Finding a Way Out the Ethico-Legal Maze of Social Media Data Scraping

by Arianna Rossi (SnT, University of Luxembourg)

People know that once they publish something online, such content becomes "publicly available" and can be downloaded and re-used by others, for example, researchers and data scientists. The reality is far more complicated. And for us, finding a way to comply with data protection obligations and to respect the tenets of research ethics became an exploration of a largely uncharted territory.

Within an interdisciplinary project (Dark Patterns Online "DECEPTICON" [L1]) carried out at the SnT, University of Luxembourg, together with the Human-Computer Interaction group and the Luxembourg Institute of Science and Technology, we are gathering examples about the many manipulative designs that populate online services (i.e., dark patterns, see Figure 1) and are publicly condemned on Twitter and Reddit. Our aim is to build a labelled dataset of such pervasive practices by using crowdsourced knowledge and possibly develop supervised machine learning models to flag dark patterns at scale.

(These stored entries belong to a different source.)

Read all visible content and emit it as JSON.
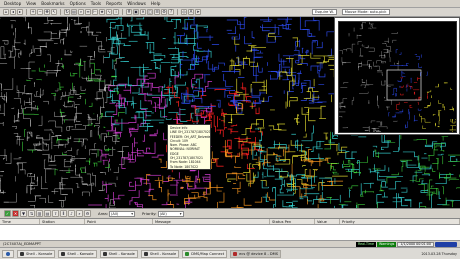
{
  "menu": [
    "Desktop",
    "View",
    "Bookmarks",
    "Options",
    "Tools",
    "Reports",
    "Windows",
    "Help"
  ],
  "toolbar": {
    "layer_label": "Esquire W.",
    "mode_label": "Mouse Mode: auto-pick"
  },
  "colors": {
    "map_bg": "#000000",
    "feeder_cyan": "#36d6d6",
    "feeder_blue": "#3050ff",
    "feeder_red": "#ff2020",
    "feeder_magenta": "#e040e0",
    "feeder_orange": "#ff9a20",
    "feeder_yellow": "#e8e030",
    "feeder_green": "#40e040",
    "feeder_white": "#e8e8e8"
  },
  "tooltip": {
    "lines": [
      "Device info",
      "LINE OH_231787/1807021",
      "FEEDER: OH_ART_Belvedere 2",
      "Circuit: 109",
      "",
      "Nom. Phase: ABC",
      "NOMINAL: NORMAT",
      "",
      "EDGE",
      "OH_231787/1807021",
      "From Node: 181044",
      "To Node: 1807022"
    ]
  },
  "filter": {
    "area_label": "Area:",
    "area_value": "(All)",
    "priority_label": "Priority:",
    "priority_value": "(All)"
  },
  "alarm_columns": [
    "Time",
    "Station",
    "Point",
    "Message",
    "Status Pen",
    "Value",
    "Priority"
  ],
  "status": {
    "left": "(2C7407A)_EDMAPPT",
    "freeze": "Real-Time",
    "warn": "Warnings",
    "time": "1/1/2000 00:01:00"
  },
  "taskbar": {
    "tasks": [
      {
        "label": "Shell - Konsole"
      },
      {
        "label": "Shell - Konsole"
      },
      {
        "label": "Shell - Konsole"
      },
      {
        "label": "Shell - Konsole"
      },
      {
        "label": "DMS/Map Connect"
      },
      {
        "label": "ecs @ device 8 - DMS"
      }
    ],
    "tray": "2013-03-28 Thursday"
  }
}
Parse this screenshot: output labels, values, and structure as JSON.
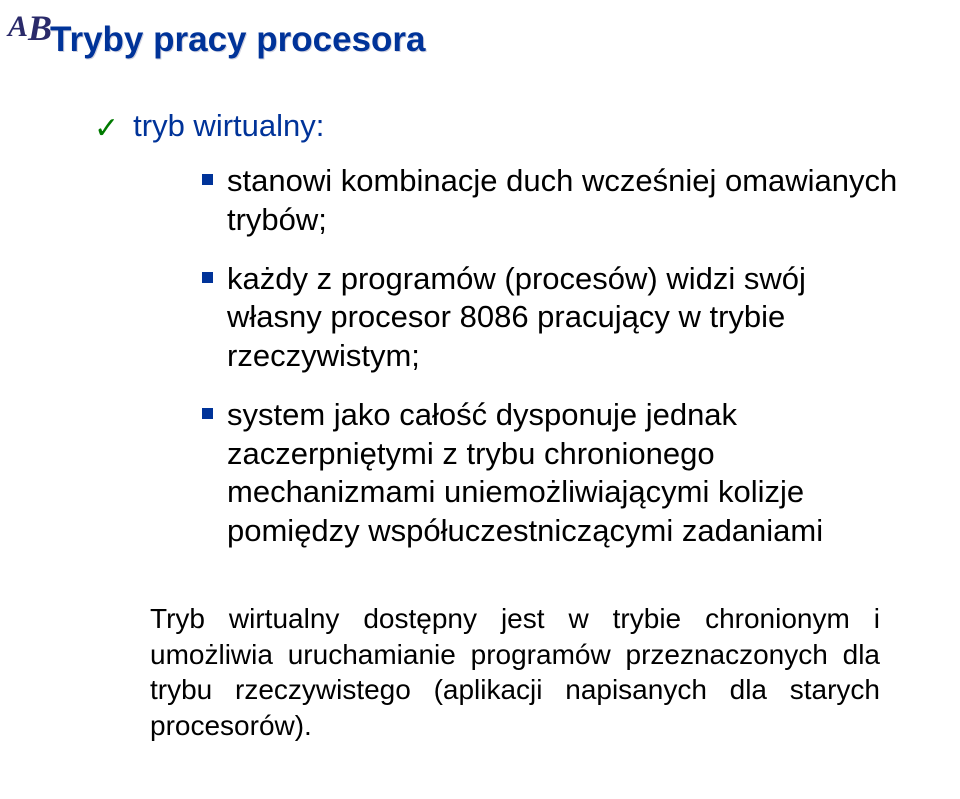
{
  "logo": {
    "a": "A",
    "b": "B"
  },
  "title": "Tryby pracy procesora",
  "section": {
    "heading": "tryb wirtualny:",
    "bullets": [
      "stanowi kombinacje duch wcześniej omawianych trybów;",
      "każdy z programów (procesów) widzi swój własny procesor 8086 pracujący w trybie rzeczywistym;",
      "system jako całość dysponuje jednak zaczerpniętymi z trybu chronionego mechanizmami uniemożliwiającymi kolizje pomiędzy współuczestniczącymi zadaniami"
    ]
  },
  "paragraph": "Tryb wirtualny dostępny jest w trybie chronionym i umożliwia uruchamianie programów przeznaczonych dla trybu rzeczywistego (aplikacji napisanych dla starych procesorów)."
}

Initially, we were convinced that we only needed to address a few data protection concerns, which seemed totally feasible. However, we found out that there is a plethora of legal obligations to comply with and additional research ethics principles to be considered. Finding creative answers to such issues was a long, tiresome, albeit formative experience that we briefly share in these pages, with the conviction that it can be of help to other academic and industrial researchers who collect and analyse internet data.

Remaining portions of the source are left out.